Posted in Books, pictures, Running, Statistics, University life with tags , , , , , , , , , , , , on April 30, 2014 by xi'an

Reykjavik1Chris Oates wrotes the following reply to my Icelandic comments on his paper with Theodore Papamarkou, and Mark Girolami, reply that is detailed enough to deserve a post on its own:

Thank you Christian for your discussion of our work on the Og, and also for your helpful thoughts in the early days of this project! It might be interesting to speculate on some aspects of this procedure:

(i) Quadrature error is present in all estimates of evidence that are based on thermodynamic integration. It remains unknown how to exactly compute the optimal (variance minimising) temperature ladder “on-the-fly”; indeed this may be impossible, since the optimum is defined via a boundary value problem rather than an initial value problem. Other proposals for approximating this optimum are compatible with control variates (e.g. Grosse et al, NIPS 2013, Friel and Wyse, 2014). In empirical experiments we have found that the second order quadrature rule proposed by Friel and Wyse 2014 leads to substantially reduced bias, regardless of the specific choice of ladder.

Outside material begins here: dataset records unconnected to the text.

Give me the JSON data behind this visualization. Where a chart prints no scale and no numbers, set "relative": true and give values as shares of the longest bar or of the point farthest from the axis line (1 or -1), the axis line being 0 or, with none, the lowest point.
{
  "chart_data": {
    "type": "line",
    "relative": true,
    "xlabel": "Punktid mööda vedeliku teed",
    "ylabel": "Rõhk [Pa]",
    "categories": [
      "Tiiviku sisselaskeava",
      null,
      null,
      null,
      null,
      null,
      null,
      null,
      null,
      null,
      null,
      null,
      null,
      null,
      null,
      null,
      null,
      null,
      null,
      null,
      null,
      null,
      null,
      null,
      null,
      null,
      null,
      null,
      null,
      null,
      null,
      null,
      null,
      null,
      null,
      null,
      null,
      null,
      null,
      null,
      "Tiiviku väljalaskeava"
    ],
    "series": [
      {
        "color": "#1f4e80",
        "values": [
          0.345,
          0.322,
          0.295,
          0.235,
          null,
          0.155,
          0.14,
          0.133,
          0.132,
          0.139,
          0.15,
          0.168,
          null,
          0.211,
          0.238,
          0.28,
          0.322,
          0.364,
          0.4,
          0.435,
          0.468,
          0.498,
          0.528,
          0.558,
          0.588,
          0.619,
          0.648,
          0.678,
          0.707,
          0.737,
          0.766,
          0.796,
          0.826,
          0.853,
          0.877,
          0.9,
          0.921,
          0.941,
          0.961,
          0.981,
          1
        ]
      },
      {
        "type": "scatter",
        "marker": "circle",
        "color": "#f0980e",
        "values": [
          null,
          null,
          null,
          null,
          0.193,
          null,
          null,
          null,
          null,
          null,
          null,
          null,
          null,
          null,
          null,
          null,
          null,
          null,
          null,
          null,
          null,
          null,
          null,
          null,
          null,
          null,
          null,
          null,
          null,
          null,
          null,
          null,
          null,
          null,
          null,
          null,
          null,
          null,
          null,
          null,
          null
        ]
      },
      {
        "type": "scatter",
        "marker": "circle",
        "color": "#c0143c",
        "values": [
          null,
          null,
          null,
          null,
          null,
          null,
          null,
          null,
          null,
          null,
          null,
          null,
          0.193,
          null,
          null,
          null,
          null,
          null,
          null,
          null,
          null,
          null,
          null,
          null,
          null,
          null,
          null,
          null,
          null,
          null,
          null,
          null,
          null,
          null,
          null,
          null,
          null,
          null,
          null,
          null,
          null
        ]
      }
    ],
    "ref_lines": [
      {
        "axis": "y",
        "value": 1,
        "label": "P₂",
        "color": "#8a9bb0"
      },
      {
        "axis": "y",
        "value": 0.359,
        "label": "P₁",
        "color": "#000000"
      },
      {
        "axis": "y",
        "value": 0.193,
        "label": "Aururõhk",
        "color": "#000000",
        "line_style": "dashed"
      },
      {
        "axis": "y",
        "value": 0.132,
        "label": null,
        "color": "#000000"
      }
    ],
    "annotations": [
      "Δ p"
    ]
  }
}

(ii) Our experiments considered first and second degree polynomials as ZV control variates. In fact, intuition specifically motivates the use of second degree polynomials: Let us presume a linear expansion of the log-likelihood in θ. Then the implied score function is constant, not depending on θ. The quadratic ZV control variates are, in effect, obtained by multiplying the score function by θ. Thus control variates can be chosen to perfectly correlate with the log-likelihood, leading to zero-variance estimators. Of course, there is an empirical question of whether higher-order polynomials are useful when this Taylor approximation is inappropriate, but they would require the estimation of many more coefficients and in practice may be less stable.

(iii) We require that the control variates are stored along the chain and that their sample covariance is computed after the MCMC has terminated. For the specific examples in the paper such additional computation is a negligible fraction of the total computational, so that we did not provide specific timings. When non-diffegeometric MCMC is used to obtain samples, or when the score is unavailable in closed-form and must be estimated, the computational cost of the procedure would necessarily increase.

For the wide class of statistical models with tractable likelihoods, employed in almost all areas of statistical application, the CTI we propose should provide state-of-the-art estimation performance with negligible increase in computational costs.